O protagonista é um jovem chamado Antonin (que o realizador garante nada ter a ver com Antonin Artaud), um assumido ladrão e poeta diletante que recebe acusações de várias mulheres com quem fala de forma distante. A irmã, a esposa, a namorada, uma assistente do ministério e um conhecido casual. Naturalmente, lança ao espectador o desafio por um ritmo demasiado pausado dos diálogos e do movimento estático.

Alguns deles aparecem em trajes antigos, outros em roupas modernas – lembrando assim que o tempo voa, a moda muda e uma pessoa permanece inalterada nos seus desejos, medos e possibilidades. Essa inflexibilidade e a constância é enfatizada pelas posições estáticas das personagens que se tornam duplamente inconvenientes para a comunicação.

E o que poderá estar na ideia de higiene social? Côté sugere: “pode ser a limpeza da alma, da nossa imagem. Não são na vida real, mas também nas redes sociais. Eu sei que pensei um pouco nisso quando estava a escrever o texto. Mas imagino como todos os dias procuramos compreender como controlamos tudo o que aparece sobre nós no Facebook ou nas outras redes sociais. Apesar de estarmos constantemente a postar elementos pessoais. Por isso, acho que acabamos por adorar pessoas ou odiá-las por estarem das redes sociais. Por isso pergunto como controlamos a nossa imagem social? Acho que é isso que fazem, tentando encontrar um equilíbrio. O título é apenas fancy“.
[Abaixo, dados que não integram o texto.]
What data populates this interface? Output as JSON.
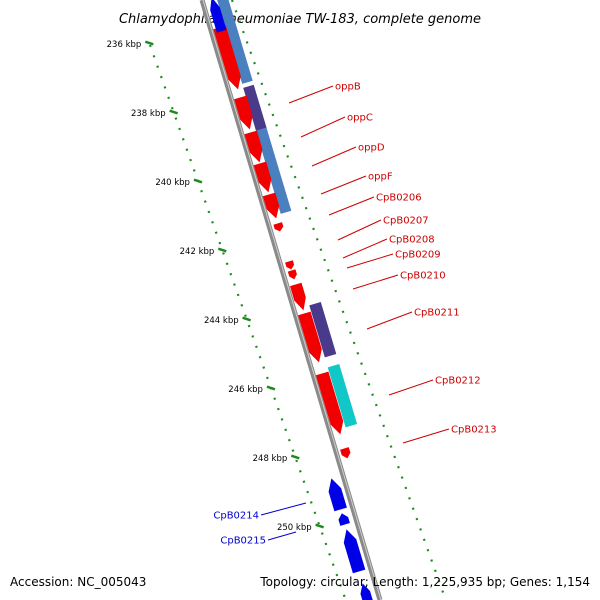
{
  "title": "Chlamydophila pneumoniae TW-183, complete genome",
  "footer": {
    "accession": "Accession: NC_005043",
    "summary": "Topology: circular; Length: 1,225,935 bp; Genes: 1,154"
  },
  "colors": {
    "background": "#ffffff",
    "backbone": "#8a8a8a",
    "forward_gene": "#f20000",
    "reverse_gene": "#0000e6",
    "forward_label": "#cc0000",
    "reverse_label": "#0000cc",
    "ruler": "#1e8a1e",
    "feature_steelblue": "#4a7fc0",
    "feature_purple": "#4a3a8c",
    "feature_cyan": "#11c7c7"
  },
  "ruler": {
    "unit": "kbp",
    "ticks": [
      "236 kbp",
      "238 kbp",
      "240 kbp",
      "242 kbp",
      "244 kbp",
      "246 kbp",
      "248 kbp",
      "250 kbp"
    ]
  },
  "genes": [
    {
      "label": "oppB",
      "strand": "forward"
    },
    {
      "label": "oppC",
      "strand": "forward"
    },
    {
      "label": "oppD",
      "strand": "forward"
    },
    {
      "label": "oppF",
      "strand": "forward"
    },
    {
      "label": "CpB0206",
      "strand": "forward"
    },
    {
      "label": "CpB0207",
      "strand": "forward"
    },
    {
      "label": "CpB0208",
      "strand": "forward"
    },
    {
      "label": "CpB0209",
      "strand": "forward"
    },
    {
      "label": "CpB0210",
      "strand": "forward"
    },
    {
      "label": "CpB0211",
      "strand": "forward"
    },
    {
      "label": "CpB0212",
      "strand": "forward"
    },
    {
      "label": "CpB0213",
      "strand": "forward"
    },
    {
      "label": "CpB0214",
      "strand": "reverse"
    },
    {
      "label": "CpB0215",
      "strand": "reverse"
    }
  ]
}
Perguntamos-lhe como se prepara para o gesto de filmar, já que se mantém bastante activo. Ele concorda “Eu faço pelo menos um filme por ano”. Ou seja, será portanto um realizador prolífico. Cita, por exemplo, o caso de Hong Sangsoo (que também exibe em Berlim o seu novo filme Introduction) e que pode fazer “dois ou três filmes num ano”. No seu caso, admite que não seria capaz de fazer apenas um filme a cada cinco anos. “Faço filmes, como se constroem casas. Tenho 47 anos e posso dizer que o meu 13º filme foi feito em quatro dias e não custou nada. Posso dizer isto porque uso o cinema não para alcançar algo, mas para me libertar. E para me sentir bem comigo próprio. Não para ganhar prémios. O que gosto é de tentar coisas diferentes. Não faço filmes para mudar o mundo.”

Sente-se que Denis Côté necessita estereótipos. Talvez por isso os seus filmes sejam muito solicitados por festivais, como Locarno, onde levou cinco filmes. O último foi em 2017, com Ta peau si Lisse, uma aproximação à vida de body builders, embora em registo pausado de pura observação. Bem como em Berlim. Curiosamente, foi também em Berlim, precisamente o ano passado, em que o romeno Christie Puiu trouxe (e venceu) na mesma secção, a sua pièce de résistence com o filme Malmkrog. Curiosamente, um filme que assenta em longos planos sequência, e uma divisão em capítulos, em que a catarse é alcançada por meio de longas conversas sobre o destino do mundo.